Physician Assisted Death is currently an option only for the people in California, Colorado, District of Colombia, Hawaii, Maine, Montana, New Jersey, Oregon, Vermont, and Washington. People who consider this option sometimes move from other states to proceed with this route- and to follow through, these patients must have a terminal illness with a prognosis of 6 or less months to live. Why should we make these patients go through the extensive process of moving in order to legally end their life peacefully on their own terms?

“It would give me a lot of peace of mind,” Scott Schwimmer told NPR when asked about how it would be different taking care of his father in a different state that allowed Physician Assisted Death. “it just gets away from the legality and ethics of me doing any of it personally”. By keeping Physician Assisted Death illegal, lawmakers are putting more stress on the family to find a way to legally fulfill their terminal family member’s wishes.
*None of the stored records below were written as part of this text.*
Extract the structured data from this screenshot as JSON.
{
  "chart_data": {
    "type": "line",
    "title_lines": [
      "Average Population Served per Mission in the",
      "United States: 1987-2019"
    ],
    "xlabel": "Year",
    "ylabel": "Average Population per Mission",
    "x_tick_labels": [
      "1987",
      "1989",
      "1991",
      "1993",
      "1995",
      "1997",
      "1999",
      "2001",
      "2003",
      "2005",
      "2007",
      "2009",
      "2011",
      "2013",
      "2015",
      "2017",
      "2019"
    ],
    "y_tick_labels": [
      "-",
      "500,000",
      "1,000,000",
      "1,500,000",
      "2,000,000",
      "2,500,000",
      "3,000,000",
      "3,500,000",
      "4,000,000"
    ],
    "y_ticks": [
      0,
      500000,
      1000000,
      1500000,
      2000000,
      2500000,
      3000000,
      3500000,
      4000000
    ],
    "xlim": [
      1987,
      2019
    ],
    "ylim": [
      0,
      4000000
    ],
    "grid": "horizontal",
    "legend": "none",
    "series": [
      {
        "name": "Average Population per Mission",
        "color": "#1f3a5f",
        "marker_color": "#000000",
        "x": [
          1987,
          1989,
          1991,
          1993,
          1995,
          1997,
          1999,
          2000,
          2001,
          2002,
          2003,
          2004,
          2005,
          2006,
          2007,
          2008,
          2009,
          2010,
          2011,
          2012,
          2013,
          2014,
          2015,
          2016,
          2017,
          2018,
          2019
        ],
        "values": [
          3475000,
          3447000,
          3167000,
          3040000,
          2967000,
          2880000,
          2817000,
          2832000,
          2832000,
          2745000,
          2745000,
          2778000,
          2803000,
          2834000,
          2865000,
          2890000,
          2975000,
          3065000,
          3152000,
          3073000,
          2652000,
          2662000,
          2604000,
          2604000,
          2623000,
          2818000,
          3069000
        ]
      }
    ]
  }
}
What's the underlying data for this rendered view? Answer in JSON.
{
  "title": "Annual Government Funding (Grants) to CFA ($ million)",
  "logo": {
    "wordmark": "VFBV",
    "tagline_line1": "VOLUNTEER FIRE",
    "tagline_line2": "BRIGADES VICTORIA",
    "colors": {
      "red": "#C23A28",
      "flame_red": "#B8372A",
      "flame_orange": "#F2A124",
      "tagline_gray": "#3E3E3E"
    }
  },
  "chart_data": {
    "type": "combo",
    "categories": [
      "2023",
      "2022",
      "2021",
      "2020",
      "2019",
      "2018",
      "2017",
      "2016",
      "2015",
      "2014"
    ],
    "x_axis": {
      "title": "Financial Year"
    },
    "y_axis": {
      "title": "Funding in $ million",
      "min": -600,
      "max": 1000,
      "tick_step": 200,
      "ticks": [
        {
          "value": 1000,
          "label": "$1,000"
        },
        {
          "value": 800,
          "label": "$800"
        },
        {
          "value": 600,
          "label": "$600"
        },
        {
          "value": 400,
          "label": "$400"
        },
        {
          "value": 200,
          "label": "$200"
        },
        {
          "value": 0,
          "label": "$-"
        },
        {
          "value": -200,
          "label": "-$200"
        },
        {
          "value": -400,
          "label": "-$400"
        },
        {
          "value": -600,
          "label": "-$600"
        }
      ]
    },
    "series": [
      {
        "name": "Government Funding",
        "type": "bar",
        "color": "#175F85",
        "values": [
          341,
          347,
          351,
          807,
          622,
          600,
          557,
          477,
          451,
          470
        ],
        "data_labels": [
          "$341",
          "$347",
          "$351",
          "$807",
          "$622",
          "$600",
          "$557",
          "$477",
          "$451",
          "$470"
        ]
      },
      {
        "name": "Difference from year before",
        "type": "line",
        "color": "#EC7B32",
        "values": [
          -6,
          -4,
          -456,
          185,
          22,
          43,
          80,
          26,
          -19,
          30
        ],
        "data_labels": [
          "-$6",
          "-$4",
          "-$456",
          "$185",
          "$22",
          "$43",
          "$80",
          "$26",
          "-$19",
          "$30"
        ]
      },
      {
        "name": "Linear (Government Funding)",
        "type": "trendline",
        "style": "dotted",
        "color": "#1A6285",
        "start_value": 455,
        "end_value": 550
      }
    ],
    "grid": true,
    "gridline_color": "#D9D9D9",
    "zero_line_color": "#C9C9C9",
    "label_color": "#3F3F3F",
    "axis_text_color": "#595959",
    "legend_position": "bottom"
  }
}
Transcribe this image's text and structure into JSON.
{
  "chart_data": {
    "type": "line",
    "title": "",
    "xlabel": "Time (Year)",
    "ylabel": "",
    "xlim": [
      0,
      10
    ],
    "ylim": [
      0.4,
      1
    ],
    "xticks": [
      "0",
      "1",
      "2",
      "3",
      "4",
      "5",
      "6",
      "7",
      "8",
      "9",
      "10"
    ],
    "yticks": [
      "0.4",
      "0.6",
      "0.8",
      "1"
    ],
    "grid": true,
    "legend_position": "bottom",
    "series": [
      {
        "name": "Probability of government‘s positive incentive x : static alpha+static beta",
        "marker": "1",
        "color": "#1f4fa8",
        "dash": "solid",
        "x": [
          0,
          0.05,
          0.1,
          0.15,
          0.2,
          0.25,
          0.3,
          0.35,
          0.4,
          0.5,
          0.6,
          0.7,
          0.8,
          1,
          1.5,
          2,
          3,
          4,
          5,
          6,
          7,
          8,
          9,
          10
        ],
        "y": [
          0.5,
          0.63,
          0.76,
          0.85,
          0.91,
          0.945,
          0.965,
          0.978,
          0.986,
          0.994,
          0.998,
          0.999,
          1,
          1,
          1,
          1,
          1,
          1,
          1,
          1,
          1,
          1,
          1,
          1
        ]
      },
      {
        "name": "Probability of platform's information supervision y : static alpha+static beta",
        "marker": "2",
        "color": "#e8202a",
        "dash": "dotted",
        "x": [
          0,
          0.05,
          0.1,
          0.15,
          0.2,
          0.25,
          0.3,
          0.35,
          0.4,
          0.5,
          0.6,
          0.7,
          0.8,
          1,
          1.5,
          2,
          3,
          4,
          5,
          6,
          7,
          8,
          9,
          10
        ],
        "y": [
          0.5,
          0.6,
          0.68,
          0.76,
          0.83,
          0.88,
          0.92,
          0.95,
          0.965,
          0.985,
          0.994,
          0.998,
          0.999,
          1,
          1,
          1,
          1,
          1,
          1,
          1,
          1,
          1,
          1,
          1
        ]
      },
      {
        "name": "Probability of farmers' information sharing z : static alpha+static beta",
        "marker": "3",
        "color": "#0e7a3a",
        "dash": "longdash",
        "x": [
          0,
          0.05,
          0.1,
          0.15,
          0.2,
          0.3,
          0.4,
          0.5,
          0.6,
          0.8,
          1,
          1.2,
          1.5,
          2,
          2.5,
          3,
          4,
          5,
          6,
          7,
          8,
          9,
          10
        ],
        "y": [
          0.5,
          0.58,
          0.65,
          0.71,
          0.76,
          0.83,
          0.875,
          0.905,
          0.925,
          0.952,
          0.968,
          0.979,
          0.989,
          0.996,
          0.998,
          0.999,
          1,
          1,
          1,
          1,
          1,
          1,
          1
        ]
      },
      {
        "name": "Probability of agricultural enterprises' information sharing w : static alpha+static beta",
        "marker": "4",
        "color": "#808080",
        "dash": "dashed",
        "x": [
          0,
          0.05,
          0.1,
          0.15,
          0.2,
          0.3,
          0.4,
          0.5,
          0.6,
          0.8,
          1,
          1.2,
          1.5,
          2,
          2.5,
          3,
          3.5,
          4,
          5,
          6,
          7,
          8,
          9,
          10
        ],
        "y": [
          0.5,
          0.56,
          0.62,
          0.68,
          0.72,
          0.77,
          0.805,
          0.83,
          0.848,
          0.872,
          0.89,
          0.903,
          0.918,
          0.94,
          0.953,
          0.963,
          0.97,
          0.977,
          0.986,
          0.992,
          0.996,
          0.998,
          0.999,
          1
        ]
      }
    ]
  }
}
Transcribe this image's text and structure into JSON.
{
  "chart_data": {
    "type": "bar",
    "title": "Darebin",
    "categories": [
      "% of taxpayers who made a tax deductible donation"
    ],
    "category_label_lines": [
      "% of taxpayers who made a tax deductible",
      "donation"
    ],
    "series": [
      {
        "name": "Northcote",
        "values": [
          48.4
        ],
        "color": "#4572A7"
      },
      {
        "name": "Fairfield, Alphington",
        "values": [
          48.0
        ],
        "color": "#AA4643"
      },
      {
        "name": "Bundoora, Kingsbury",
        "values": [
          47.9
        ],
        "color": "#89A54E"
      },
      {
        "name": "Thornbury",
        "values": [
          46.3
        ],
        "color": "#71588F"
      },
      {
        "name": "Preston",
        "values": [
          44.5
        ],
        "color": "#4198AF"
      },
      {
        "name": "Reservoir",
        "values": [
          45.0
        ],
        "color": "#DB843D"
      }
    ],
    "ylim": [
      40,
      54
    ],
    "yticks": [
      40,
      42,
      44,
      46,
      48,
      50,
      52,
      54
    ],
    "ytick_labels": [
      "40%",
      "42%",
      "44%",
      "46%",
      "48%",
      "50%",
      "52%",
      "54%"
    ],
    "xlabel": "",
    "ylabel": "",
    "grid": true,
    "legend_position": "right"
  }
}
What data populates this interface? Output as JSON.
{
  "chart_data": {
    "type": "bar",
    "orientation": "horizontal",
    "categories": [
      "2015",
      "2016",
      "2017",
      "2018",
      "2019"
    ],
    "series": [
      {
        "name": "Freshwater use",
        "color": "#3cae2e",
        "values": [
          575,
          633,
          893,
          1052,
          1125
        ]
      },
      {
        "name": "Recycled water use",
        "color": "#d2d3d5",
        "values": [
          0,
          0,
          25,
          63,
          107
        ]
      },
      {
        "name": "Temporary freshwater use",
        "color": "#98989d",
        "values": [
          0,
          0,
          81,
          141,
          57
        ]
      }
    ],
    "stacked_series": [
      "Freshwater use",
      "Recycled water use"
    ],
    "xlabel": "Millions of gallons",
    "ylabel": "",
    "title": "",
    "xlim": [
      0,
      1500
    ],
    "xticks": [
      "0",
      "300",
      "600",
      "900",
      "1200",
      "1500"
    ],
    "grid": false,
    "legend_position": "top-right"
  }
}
It puts these families in difficult situations in which they want to aid their dying loved one, but risk being jailed if they do.

Additionally, it can be argued that allowing people to die in this fashion creates an ideation of suicide. But the people utilizing this option are suffering from their illness in more ways than one can imagine. Following the events leading up to the initial desire to pursue Physician Assisted Death, there is a strict process that needs to be followed. First, one must have proof of residency. Then, an initial oral request is required, and afterwards one needs to consult with a physician to confirm diagnosis, prognosis, and mental competence. Even after all of this there is a minimum 15 day waiting period before a second oral request. Finally, a written request needs to be made, and after another 48 hours, the physician may finally write you the prescription.

Throughout all of the steps, the patient is reminded that they can back down from their decision. Even if the prescription is filled, the patient can opt not to take it. The process is meant to ensure that people know exactly what they are doing and have plenty of time to think about this major decision.

These patients have been listening to their doctors and letting them control what they do and how their bodies are treated for all of their life. Let them get one final say of what they want to do with their body. If a patient is already dying, we shouldn’t make them go through moving to a completely different state just to end their life on their own terms.

If the Hippocratic Oath says to “do no harm”, then isn’t making a patient suffer through hospice care even if they want to die on their own terms doing more harm than good? Prolonging a life of suffering is certainly not with the patient’s best interests at heart. Patients are taken off of life support all of the time, and no questions regarding ethics are made. Patient choices such as “Do Not Resuscitate” and “Allowing Natural Death” are currently available to the general public, just as Physician Assisted Death should be.